Fifty years ago, the Impala debuted for Chevrolet as the flagship of their car line. After being pushed to second banana, then turned into a midsize, in 2006 it returned to its original position of honor as the largest sedan in Chevy’s inventory. The 2009 Chevrolet Impala carries forward the look of the 2006 with only minor changes.
There are four versions of the new Impala, in ascending order: the LS, LT, LTZ and SS. The first three are powered by a choice of two V6 engines. There is the 211 HP 3.5 liter, with up to eighteen miles per gallon city and twenty-nine miles per gallon on the highway, and the 233 horsepower 3.9 liter, with the same city rating and one mile per gallon less on the highway. Both are supported by a four-speed automatic transmission with overdrive.
As the name historically implies, the SS is the performance Impala. It sports a 303 horsepower 5.3 liter V8 engine with a heavy-duty four-speed overdrive transmission, comparable to the Buick Lucerne with its big Northstar V8. Fuel efficiency drops to sixteen miles per gallon city and twenty-four miles per gallon highway with the V8. All versions are front-wheel drive with four-wheel anti-lock disc brakes. The SS has dual exhaust outlets, while the more sedate models have only a single outlet.
Among the features available on the Impala are six-way power adjustable driver’s seat with manual lumbar adjustment, driver information center, power windows and locks, with lockout protection and remote keyless entry, one year of OnStar, theft-deterrent system, CD/MP3/XM radio with six speakers, rear-window defroster and rear reading lights. The SS adds a few other nice touches, including leather wrapped steering wheel, eight-way adjustable driver’s seat with six-way adjustable front passenger seat and Bluetooth.
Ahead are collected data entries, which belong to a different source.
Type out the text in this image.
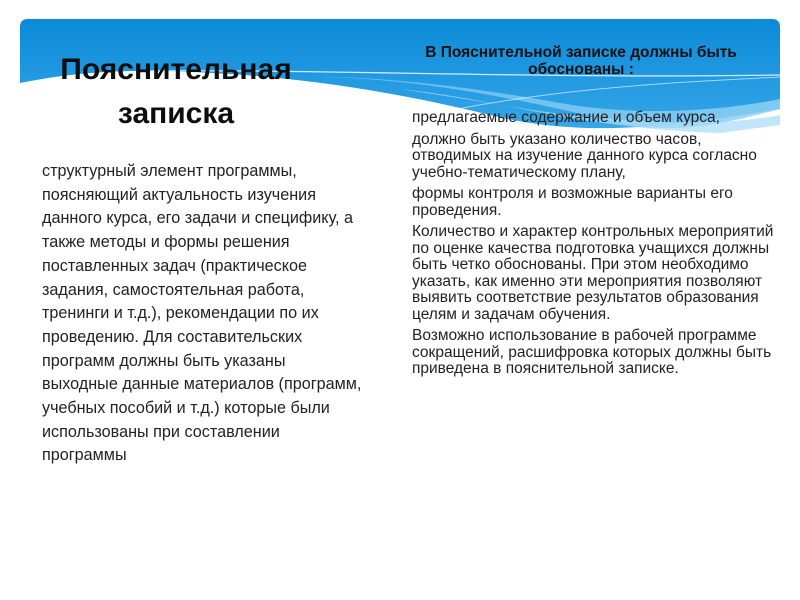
Пояснительная записка
структурный элемент программы, поясняющий актуальность изучения данного курса, его задачи и специфику, а также методы и формы решения поставленных задач (практическое задания, самостоятельная работа, тренинги и т.д.), рекомендации по их проведению. Для составительских программ должны быть указаны выходные данные материалов (программ, учебных пособий и т.д.) которые были использованы при составлении программы
В Пояснительной записке должны быть обоснованы :
предлагаемые содержание и объем курса,
должно быть указано количество часов, отводимых на изучение данного курса согласно учебно-тематическому плану,
формы контроля и возможные варианты его проведения.
Количество и характер контрольных мероприятий по оценке качества подготовка учащихся должны быть четко обоснованы. При этом необходимо указать, как именно эти мероприятия позволяют выявить соответствие результатов образования целям и задачам обучения.
Возможно использование в рабочей программе сокращений, расшифровка которых должны быть приведена в пояснительной записке.
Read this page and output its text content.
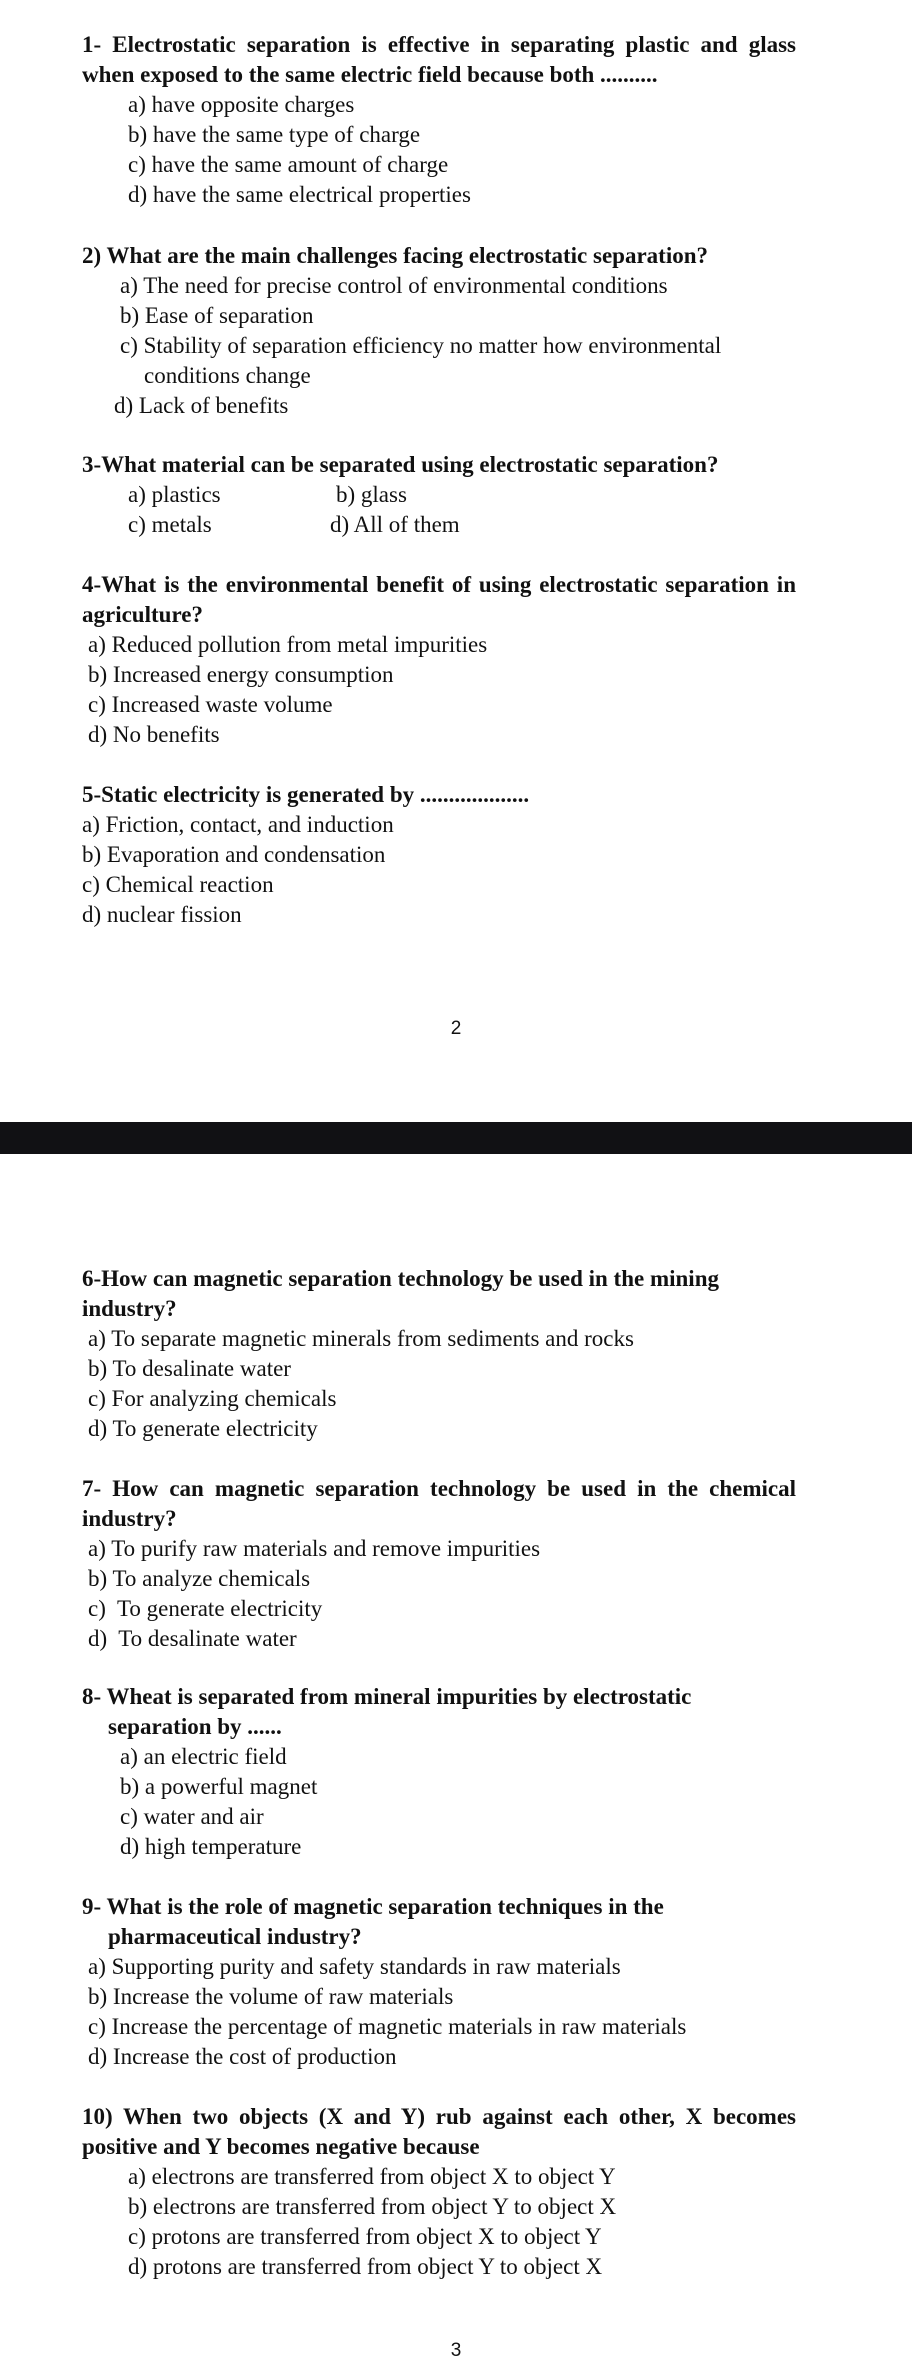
1- Electrostatic separation is effective in separating plastic and glass when exposed to the same electric field because both ..........

a) have opposite charges

b) have the same type of charge

c) have the same amount of charge

d) have the same electrical properties

2) What are the main challenges facing electrostatic separation?

a) The need for precise control of environmental conditions

b) Ease of separation

c) Stability of separation efficiency no matter how environmental conditions change

d) Lack of benefits

3-What material can be separated using electrostatic separation?

a) plastics	b) glass

c) metals	d) All of them

4-What is the environmental benefit of using electrostatic separation in agriculture?

a) Reduced pollution from metal impurities

b) Increased energy consumption

c) Increased waste volume

d) No benefits

5-Static electricity is generated by ...................

a) Friction, contact, and induction

b) Evaporation and condensation

c) Chemical reaction

d) nuclear fission

2

6-How can magnetic separation technology be used in the mining industry?

a) To separate magnetic minerals from sediments and rocks

b) To desalinate water

c) For analyzing chemicals

d) To generate electricity

7- How can magnetic separation technology be used in the chemical industry?

a) To purify raw materials and remove impurities

b) To analyze chemicals

c)  To generate electricity

d)  To desalinate water

8- Wheat is separated from mineral impurities by electrostatic

separation by ......

a) an electric field

b) a powerful magnet

c) water and air

d) high temperature

9- What is the role of magnetic separation techniques in the

pharmaceutical industry?

a) Supporting purity and safety standards in raw materials

b) Increase the volume of raw materials

c) Increase the percentage of magnetic materials in raw materials

d) Increase the cost of production

10) When two objects (X and Y) rub against each other, X becomes positive and Y becomes negative because

a) electrons are transferred from object X to object Y

b) electrons are transferred from object Y to object X

c) protons are transferred from object X to object Y

d) protons are transferred from object Y to object X

3
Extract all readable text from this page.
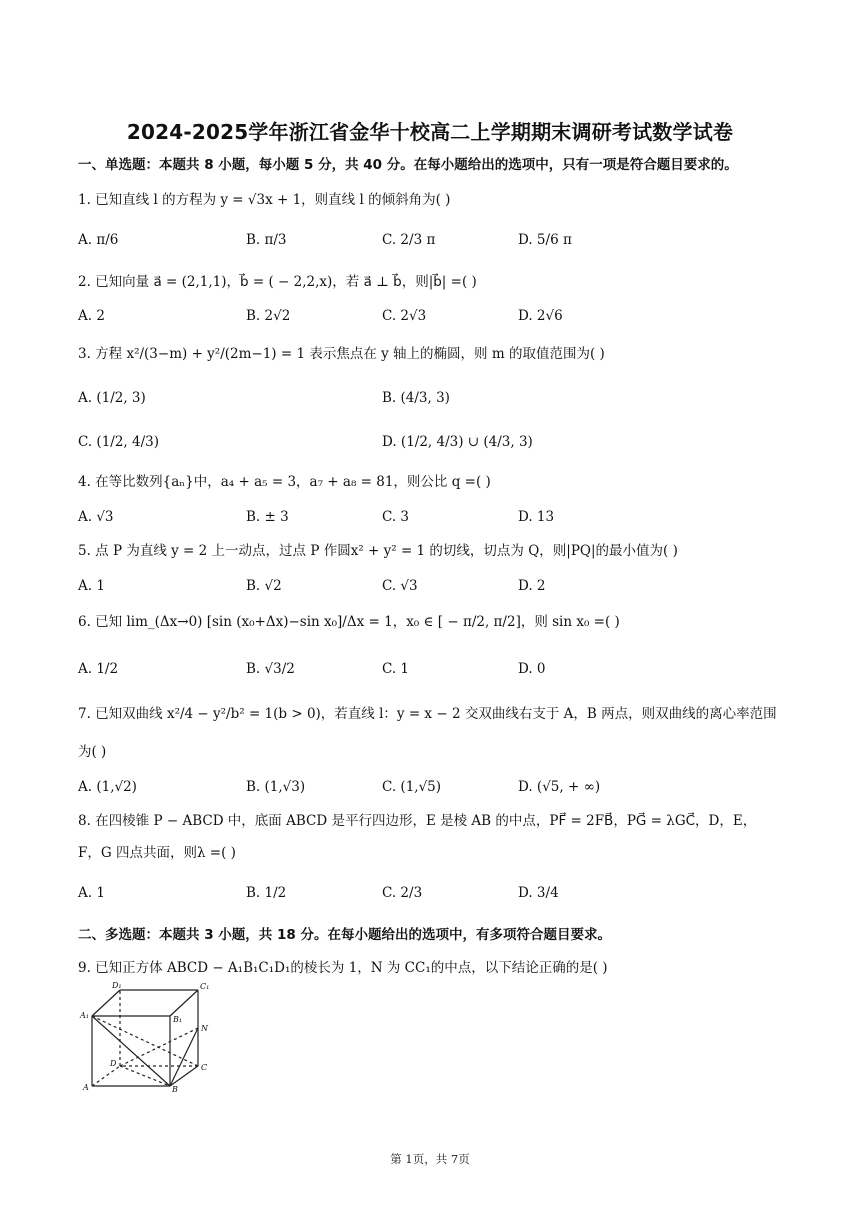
2024-2025学年浙江省金华十校高二上学期期末调研考试数学试卷
一、单选题：本题共 8 小题，每小题 5 分，共 40 分。在每小题给出的选项中，只有一项是符合题目要求的。
1. 已知直线 l 的方程为 y = √3x + 1，则直线 l 的倾斜角为( )
A. π/6	B. π/3	C. 2/3 π	D. 5/6 π
2. 已知向量 a⃗ = (2,1,1)，b⃗ = ( − 2,2,x)，若 a⃗ ⊥ b⃗，则|b⃗| =( )
A. 2	B. 2√2	C. 2√3	D. 2√6
3. 方程 x²/(3−m) + y²/(2m−1) = 1 表示焦点在 y 轴上的椭圆，则 m 的取值范围为( )
A. (1/2, 3)	B. (4/3, 3)
C. (1/2, 4/3)	D. (1/2, 4/3) ∪ (4/3, 3)
4. 在等比数列{aₙ}中，a₄ + a₅ = 3，a₇ + a₈ = 81，则公比 q =( )
A. √3	B. ± 3	C. 3	D. 13
5. 点 P 为直线 y = 2 上一动点，过点 P 作圆x² + y² = 1 的切线，切点为 Q，则|PQ|的最小值为( )
A. 1	B. √2	C. √3	D. 2
6. 已知 lim_(Δx→0) [sin (x₀+Δx)−sin x₀]/Δx = 1，x₀ ∈ [ − π/2, π/2]，则 sin x₀ =( )
A. 1/2	B. √3/2	C. 1	D. 0
7. 已知双曲线 x²/4 − y²/b² = 1(b > 0)，若直线 l：y = x − 2 交双曲线右支于 A，B 两点，则双曲线的离心率范围
为( )
A. (1,√2)	B. (1,√3)	C. (1,√5)	D. (√5, + ∞)
8. 在四棱锥 P − ABCD 中，底面 ABCD 是平行四边形，E 是棱 AB 的中点，PF⃗ = 2FB⃗，PG⃗ = λGC⃗，D，E，
F，G 四点共面，则λ =( )
A. 1	B. 1/2	C. 2/3	D. 3/4
二、多选题：本题共 3 小题，共 18 分。在每小题给出的选项中，有多项符合题目要求。
9. 已知正方体 ABCD − A₁B₁C₁D₁的棱长为 1，N 为 CC₁的中点，以下结论正确的是( )
D₁	C₁
A₁	B₁
N
D	C
A	B
第 1页，共 7页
NHTSA ratings on all models include solid five-star frontal ratings and a four-star rollover rating (side impact ratings not yet completed). Safety gear includes tire pressure monitor, oil life monitor, airbags everywhere with dual stage front airbags, all-speed traction control, LATCH system, emergency trunk release and rear child security door locks. The SS adds GM’s stability control system, Stabilitrak.
A new 1958 Impala sold for around $3,000. Today you can pay up to ten times that for a restored ’58. On the other hand, the new 2009 Impala sells for a base price of only $23,045. The new SS goes for a cool $30,390, which may seem high by historical standards, but isn’t bad for the modern market.
The Impala was America’s first muscle car and an instant classic. Impala emphasized that history in 2008 with the fiftieth anniversary model. The 2009 Chevrolet Impala is not the classic the original was, but it is what the Impala has always been – a solid, versatile sedan relevant to its time. With Chevrolet already working on a new design for the 2010 model, don’t expect that relevance to diminish any time soon.